Covenant quer realizar duas tarefas bem distintas. Por um lado, Ridley Scott tenta um resgate da importância da franquia. Por outro, ele quer fazer com que ela não fique restrita ao universo meio pequeno e sem grandes explicações dos dois primeiros filmes. Esses objetivos se contradizem porque o segredo do sucesso inicial de Alien era o bicho ser alienígena. Alienígena mesmo: não só uma coisa horrorosa vinda do espaço, mas um ser letal que era desconhecido em todos os aspectos, alheio, forasteiro, um corpo estranho. A princípio ele não era nem um vilão porque não tinha necessariamente vontade de matar, de fazer o mal, de montar uma tramoia. O monstro do primeiro filme era puro instinto de sobrevivência, a indiferença da natureza. Era necessário, sempre, que alguém morresse para que o bicho sobrevivesse e esse era o maior terror.
Claro que as sequências não mantiveram esse princípio. A primeira, dirigida por James Cameron, virou a história de uma operação de guerra. Soldadinhos contra o Alien, o Alien vence. Ainda não se falava muito a respeito de sua origem, mas o universo já se ampliara. Havia a corporação, dessa vez com mais sede de dinheiro; também a vida pessoal da tenente Ripley ganhou contornos mais pesados. Mas, tirando o instinto maternal da protagonista, as motivações eram todas bem vagas e James Cameron não perdeu tempo com elas. O que ele fez foi nos mostrar a tecnologia necessária para combater o bicho. A câmera presta atenção em naves, tanques, sistemas computadorizados, armas de mão, explosivos, robustas armas pesadas. Nada disso foi suficiente para parar o monstro, e por isso ele vai ficando mais poderoso. No primeiro filme, ele pegou todo mundo desprevenido. Agora, ele é uma ameaça séria e a força bruta chega a ser inútil. Ainda assim, ninguém liga para o lugar de onde ele veio.
As próximas sequências pouco acrescentaram à mitologia. Alien 3, o de David Fincher, tentou começar do zero e não teve graça; Alien: Resurrection, o de Jean-Pierre Jeunet com Winona Ryder, foi uma perdição tão grande que conseguiu enterrar a franquia. Isso foi em 1997. Vivemos a década de 2010 e sabemos que hoje em dia ninguém pode deixar uma marca morrer. Em 2012 o próprio Ridley Scott trouxe ao mundo o quase interessante e bem decepcionante Prometheus. Foi nessa hora que as duas tarefas distintas começaram a entrar em contradição. O espírito do filme original requer mistério, mas o espírito das produções atuais requer elaboradas explicações, mitologias, teorias, assunto para as redes sociais. Talvez essas duas pontas não sejam necessariamente opostas, mas vê-se que Ridley Scott está tendo dificuldades em conciliá-las.

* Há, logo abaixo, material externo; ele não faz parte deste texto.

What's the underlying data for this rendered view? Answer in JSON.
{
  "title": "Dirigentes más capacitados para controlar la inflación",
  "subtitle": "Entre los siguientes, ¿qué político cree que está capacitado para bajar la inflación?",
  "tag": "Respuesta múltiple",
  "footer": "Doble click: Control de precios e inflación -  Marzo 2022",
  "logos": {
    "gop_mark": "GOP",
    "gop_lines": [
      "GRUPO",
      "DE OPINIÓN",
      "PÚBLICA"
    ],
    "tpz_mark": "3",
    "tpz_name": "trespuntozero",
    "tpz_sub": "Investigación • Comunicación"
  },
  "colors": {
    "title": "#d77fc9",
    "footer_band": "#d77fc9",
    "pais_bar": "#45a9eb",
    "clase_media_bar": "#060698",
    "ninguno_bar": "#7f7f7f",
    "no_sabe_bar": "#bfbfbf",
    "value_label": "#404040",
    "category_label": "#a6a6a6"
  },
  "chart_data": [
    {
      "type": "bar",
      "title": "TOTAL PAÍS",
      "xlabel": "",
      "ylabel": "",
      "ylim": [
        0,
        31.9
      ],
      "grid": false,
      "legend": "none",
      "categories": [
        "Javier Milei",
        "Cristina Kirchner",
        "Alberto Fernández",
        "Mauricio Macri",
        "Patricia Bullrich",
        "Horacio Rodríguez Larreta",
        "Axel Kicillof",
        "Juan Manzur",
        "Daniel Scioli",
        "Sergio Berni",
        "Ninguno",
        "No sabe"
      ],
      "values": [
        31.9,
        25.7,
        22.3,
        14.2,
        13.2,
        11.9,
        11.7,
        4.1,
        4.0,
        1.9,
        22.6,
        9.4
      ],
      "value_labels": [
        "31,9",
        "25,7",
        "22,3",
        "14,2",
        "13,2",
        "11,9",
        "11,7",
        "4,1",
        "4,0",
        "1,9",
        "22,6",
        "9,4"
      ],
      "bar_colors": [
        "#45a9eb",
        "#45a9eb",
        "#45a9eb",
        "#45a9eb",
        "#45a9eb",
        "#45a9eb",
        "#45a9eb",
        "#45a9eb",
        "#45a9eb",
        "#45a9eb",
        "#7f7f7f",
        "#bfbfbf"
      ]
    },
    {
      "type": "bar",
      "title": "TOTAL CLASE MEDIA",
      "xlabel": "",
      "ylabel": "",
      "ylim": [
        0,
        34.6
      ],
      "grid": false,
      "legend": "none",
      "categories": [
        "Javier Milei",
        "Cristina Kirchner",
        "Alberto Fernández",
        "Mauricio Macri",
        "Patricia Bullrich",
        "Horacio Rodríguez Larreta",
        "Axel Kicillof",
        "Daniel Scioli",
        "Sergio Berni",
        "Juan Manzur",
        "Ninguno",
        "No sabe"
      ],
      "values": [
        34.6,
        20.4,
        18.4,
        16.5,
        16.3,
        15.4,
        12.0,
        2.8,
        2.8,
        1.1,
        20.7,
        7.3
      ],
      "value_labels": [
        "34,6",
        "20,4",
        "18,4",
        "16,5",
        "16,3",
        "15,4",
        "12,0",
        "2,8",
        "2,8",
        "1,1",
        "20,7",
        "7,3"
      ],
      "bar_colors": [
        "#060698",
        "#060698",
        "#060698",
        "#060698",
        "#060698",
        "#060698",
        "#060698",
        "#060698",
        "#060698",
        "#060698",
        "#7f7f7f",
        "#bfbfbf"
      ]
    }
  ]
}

A Covenant é uma nave que leva mais de duas mil pessoas a outra vizinhança do universo para colonizar lá um planeta. Não tem nem o período de calmaria antes de o problema aparecer: a tripulação já acorda de um hiper-sono com um mau funcionamento no sistema. Tem uma urgência, tem morte, luto e o passo seguinte, como só cientista de blockbuster consegue fazer, é mudar absolutamente todos os planos, ignorar qualquer resquício do protocolo e partir para a improvisação total. O que pode dar errado quando se pousa em um planeta desconhecido que nem estava nos planos? O esqueminha começa a funcionar e aquelas pessoas bem treinadas e de boas intenções morrem pelo bem do nosso entretenimento. Essa era uma das graças da franquia, e nesse sentido Covenant não decepciona. As mortes são horríveis, uma delas memorável, mesmo que a burrice geral e a falta de sentido nas reações de personagens tire uma parte da graça e coloque indignação no lugar. Ainda quando estão aparecendo os primeiros resultados do contato com o organismo destruidor (que, se eu entendi bem, é uma versão beta do monstro original) o filme toma outro rumo. Dali em diante não vamos só aproveitar a matança, vamos em busca de respostas.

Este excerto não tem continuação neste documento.